AVR-GCC

Background

I've written dozens of programs using the Arduino IDE and using other tools like the ARM mBed toolchain. My priority for this week was to familiarize myself with avr-gcc and the Atmel libraries.

Week 4 Board Programming

I had already programmed my Week 4 board with the provided serial echoing program so I was pretty comfortable with the flashing workflow. I wrote a very simple AVR GCC program to get the board to blink its LED. This was a good hello world for the libraries and IO structure that the Arduino Bootloader abstracts away (specifically all the registers).

Image from Week 4 of programming and monitoring the board.

I2c Fun?

Arduino Unos

My final project is relying heavily on using busses like I2c to communicate between microcontrollers. I've written several I2c programs using the Arduino toolchain and Wire.h so moving to avr-gcc seemed like the logical next step. I decided to spend the majority of the week getting I2c working between two boards. I've already started working on the controller board for the final project, but it wasn't done and I didn't have time to mill and stuff a new board.

Luckily, I had a couple Arduino Unos lying around. While complete overkill, they break out the IO nicely and one of them was even attached to a breadboard. I decided to use them for figuring out I2c with avr-gcc since they can be used as a generic ATMega 328P target. Example flashing code for Uno target:

$ avr-gcc -Os -DF_CPU=16000000UL -mmcu=atmega328p -c main.c TWI_Master.c
$ avr-gcc -mmcu=atmega328p main.o TWI_Master.o -o main
$ avr-objcopy -O ihex -R .eeprom main main.hex
$ avrdude -F -V -c arduino -p ATMEGA328P -P /dev/ttyACM0 -b 115200 -U flash:w:main.hex

avrdude: AVR device initialized and ready to accept instructions

Reading | ################################################## | 100% 0.00s

avrdude: Device signature = 0x1e950f (probably m328p)
avrdude: NOTE: "flash" memory has been specified, an erase cycle will be performed
To disable this feature, specify the -D option.
avrdude: erasing chip
avrdude: reading input file "main.hex"
avrdude: input file main.hex auto detected as Intel Hex
avrdude: writing flash (774 bytes):

Writing | ################################################## | 100% 0.14s

avrdude: 774 bytes of flash written

avrdude: safemode: Fuses OK (E:00, H:00, L:00)

avrdude done. Thank you.

Atmel's Libraries

One of the goals was to get used to the new workflow that comes with using the avr-gcc toolchain. While I could have modified an Arduino library or downloaded a drop in "Arduino-like" library, I wanted to use the Atmel application note library (Master, Slave).

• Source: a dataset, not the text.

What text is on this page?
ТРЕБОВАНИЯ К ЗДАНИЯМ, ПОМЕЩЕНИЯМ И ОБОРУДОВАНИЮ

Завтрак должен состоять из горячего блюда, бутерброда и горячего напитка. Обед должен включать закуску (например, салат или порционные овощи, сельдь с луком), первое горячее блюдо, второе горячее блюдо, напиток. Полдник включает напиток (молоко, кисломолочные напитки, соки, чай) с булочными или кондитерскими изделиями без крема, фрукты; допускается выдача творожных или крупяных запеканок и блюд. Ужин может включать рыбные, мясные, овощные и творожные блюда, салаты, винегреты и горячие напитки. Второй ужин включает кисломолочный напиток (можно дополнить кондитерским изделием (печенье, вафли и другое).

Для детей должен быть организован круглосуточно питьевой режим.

However, this caused several immediate problems. These libraries were designed for Atmel Studio which meant several libraries had to be exchanged (ioavr.h --> avr/io.h, inavr.h --> avr/interrupt.h). These avr-libc libraries are not drop in replacements so I had to rewrite the interrupt service routine (ISR) function declartions and switch out various low level function (sei() enables interrupts, _NOP() is the no operation instruction, _delay(uint ms) needs to be imported).

After this has been completed, the modified example code compiled. It sent a byte over I2c to the specified slave address, the slave then added one to the data byte, and then asked for the data back from the slave. My modifications mostly served to test the different addresses and learn about Atmel's library (e.g. turning the LED on for a success)

Debugging

For better or worse, the week was mostly spent debugging the I2c code. After getting the code programmed and hooked up in the identical fashion to my Arduino IDE I2c demo, I wasn't getting any obvious communication between the two (none of the LEDs lit). I pulled out my Saleae logic analyzer and sure enought there was no signal...

The advantages of having purpose designed and milled boards are very apparent here... Hopefully I won't need to resort this too often.

After a half-hour of fiddling, I realized that unlike the Arduino it was unclear if the internal pull-up resistors were enabled. I threw a 2.2k resistor onto SCL and SDL and there was signal! I still need to figure out if one of my board has a problem or if I wasn't setting the proper pull-ups.

However, as I had just taken the code from Atmel and crudely modified it, it was writing 100% of the time. This meant that the ACKs from the slave were being clobbered and the bus wasn't operating properly.

I threw some NOPs into the code and added a 10ms or 100ms delay between messages and the master and slave began communicating.

The analog signal as recorded by the Saleae logic analyzer. Note: the lack of sharpness on the state changes is due to the 10MS/s limitation of the A/D of the logic analyzer, not some circuit issue.
The digital signal showing both the address byte (0x2A) and the read byte (0x48).

While I didn't get as far as I hoped this week, I was generally pretty pleased with how similiar writing avr-gcc code was to writing C code for desktop operating systems. I'll definitely be exploring the limitations of using avr-gcc in future weeks.